Jonathan Kuiper’s identical twin brother Stephen was on his way to his own baby shower when a car accident killed him. Family were all traveling to the shower in Crofton, Md., when it became a wake.

It was this experience in 2005 that inspired Kuiper’s recent novel about brotherly love and overcoming the grief of losing a loved one.

On a fall afternoon at Randolph-Macon Academy in Front Royal where he teaches math and coaches track and cross-country, Kuiper, 34, talked with enthusiasm about his brother and the story that took him years to finally sit down and write.

When dealing with grief of loss, he said, “You can’t just turn it off or turn it on. It’s just constantly there and I think for me it was like I was too busy focusing on other things that I didn’t really work through all of the grief.
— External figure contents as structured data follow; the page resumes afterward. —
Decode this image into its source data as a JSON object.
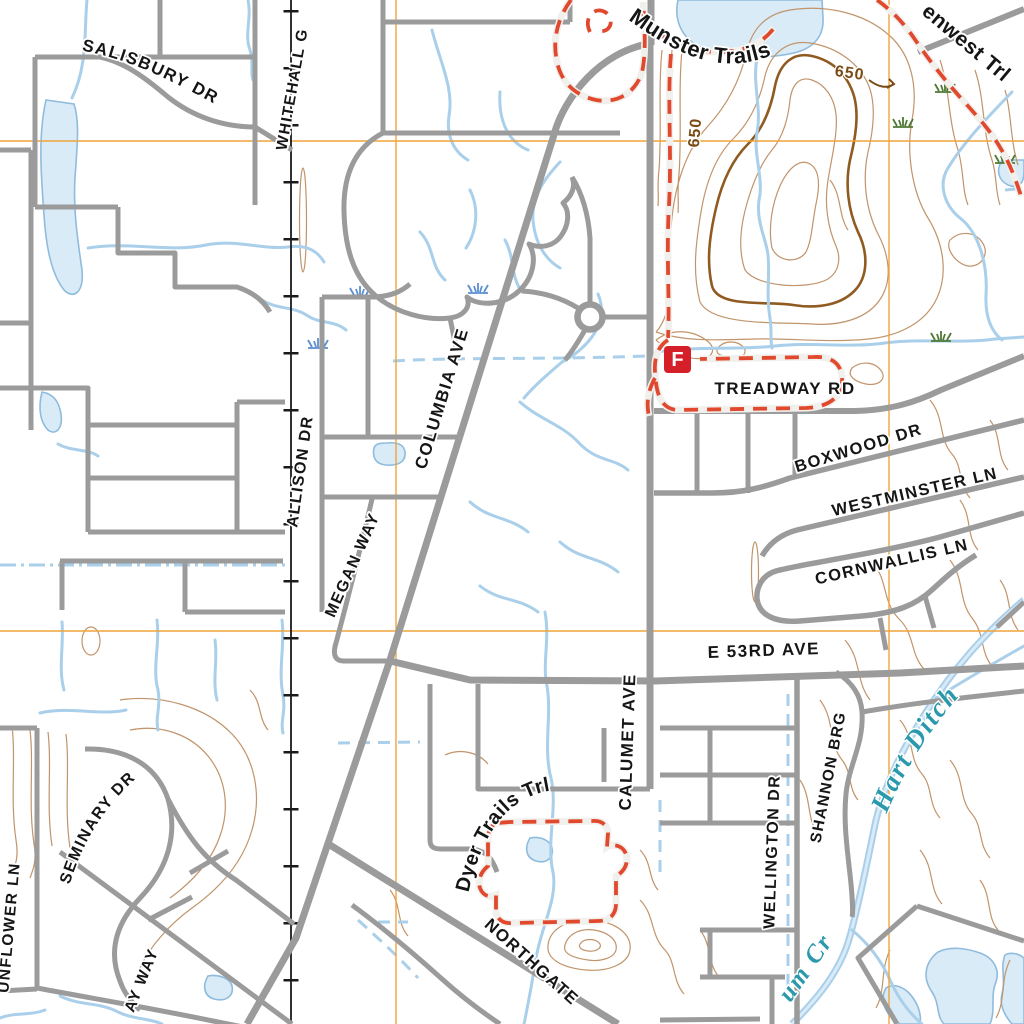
{
  "map": {
    "description": "USGS-style topographic street map tile",
    "labels": {
      "streets": {
        "salisbury": "SALISBURY DR",
        "whitehall": "WHITEHALL G",
        "allison": "ALLISON DR",
        "megan": "MEGAN WAY",
        "columbia": "COLUMBIA AVE",
        "calumet": "CALUMET AVE",
        "treadway": "TREADWAY RD",
        "boxwood": "BOXWOOD DR",
        "westminster": "WESTMINSTER LN",
        "cornwallis": "CORNWALLIS LN",
        "e53rd": "E 53RD AVE",
        "seminary": "SEMINARY DR",
        "sunflower": "UNFLOWER LN",
        "ay_way": "AY WAY",
        "northgate": "NORTHGATE",
        "wellington": "WELLINGTON DR",
        "shannon": "SHANNON BRG"
      },
      "trails": {
        "munster": "Munster Trails",
        "dyer": "Dyer Trails Trl",
        "enwest": "enwest Trl"
      },
      "water": {
        "hart_ditch": "Hart Ditch",
        "plum_cr": "um Cr"
      },
      "contours": {
        "c650_a": "650",
        "c650_b": "650"
      },
      "marker_f": "F"
    },
    "colors": {
      "road": "#9B9B9B",
      "railroad": "#1A1A1A",
      "contour": "#C1946B",
      "contour_index": "#8F5B21",
      "water_line": "#A9CFEA",
      "water_fill": "#D9EBF7",
      "trail": "#E0492E",
      "grid": "#F0A43C",
      "street_label": "#151515",
      "water_label": "#2A99AC",
      "contour_label": "#7A4A14",
      "marker_red": "#D5202A",
      "marsh_green": "#4E7A34",
      "marsh_blue": "#5B8FD0"
    },
    "grid": {
      "vertical_x": [
        396,
        889
      ],
      "horizontal_y": [
        141,
        631
      ]
    }
  }
}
“So then when I made place for that I was able to sit down and then dive into the whole personality that was my twin brother, and that’s when I was actually able to write the book,” he said. And dive in he did. He wrote the rough draft in four days.
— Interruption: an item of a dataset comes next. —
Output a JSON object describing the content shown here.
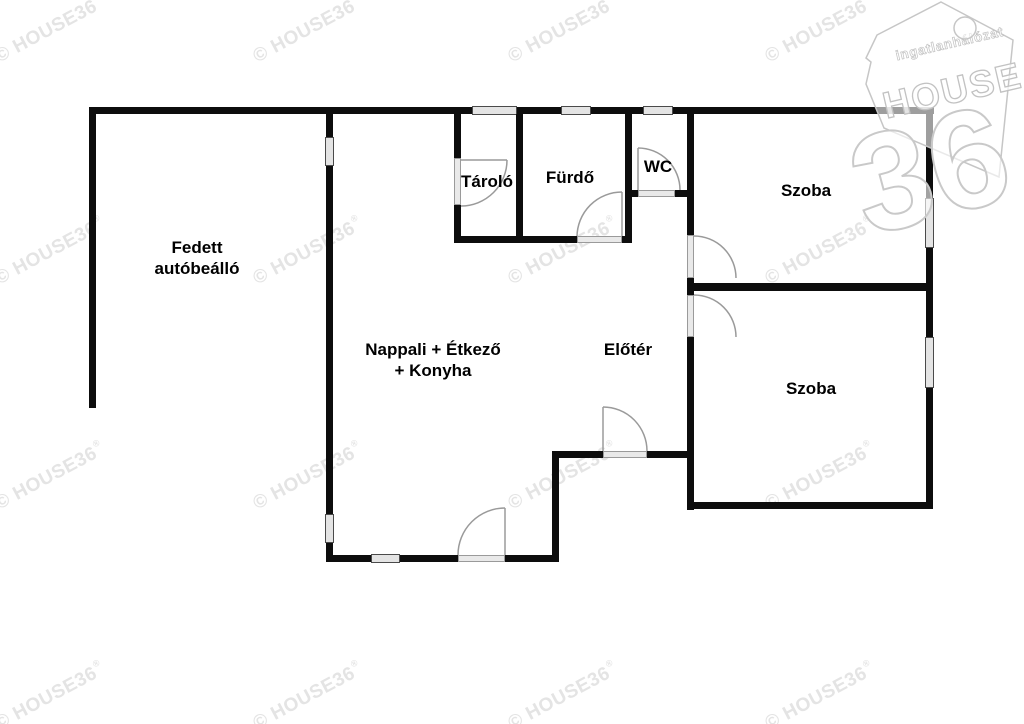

In college, Kuiper studied history, then joined the Navy and initially was hired by R-MA as a restriction officer, but he said he’s always had an interest in writing. Even before deciding to write a book, he wrote seven or eight feature-length screenplays. In 2000 when his girlfriend at the time asked him to write a love story for her like Nicholas Sparks’ “The Notebook,” he said why not.

He wrote “Our Place by the Sea” for his girlfriend in a couple of days, which is how he wrote his screenplays too, planning out the entire story beforehand so he could write each one in one go.

“I’m not a writer who just sits down and writes five pages every day,” he said. “It’s like, no, when I’m ready I will sit down and write for a weekend.”

“And then I’m done for months and I don’t write for awhile,” he said. He started focusing on books after his brother’s death, publishing “Our Place by the Sea” and a nonfiction book called “A Lightworker’s Perspective” through Publish America. This year in April, after the book rights were returned to him, he republished “Our Place” through CreateSpace.com.

When he self-published “Running With Vince,” he included an epilogue that explains the reality behind the story — a reality he’s been careful not to reveal when he markets the book about twin brothers, Christian and Vince, who spent a good part of the book on a road trip just acting like brothers do.

The cover features side-by-side images of Kuiper running in two different outfits so the runners look like twins.

“[It’s] a book for dealing with grief and for loss,” he said. All he usually tells people is, “a tragedy occurs while they are on their trip.”

The rest is better kept a surprise, and he said everyone so far, from his friends and family to his students at R-MA, tell him after reading his book they “totally didn’t see that coming.”

“If you’ve suffered loss,” he said, “this is a book you should read.”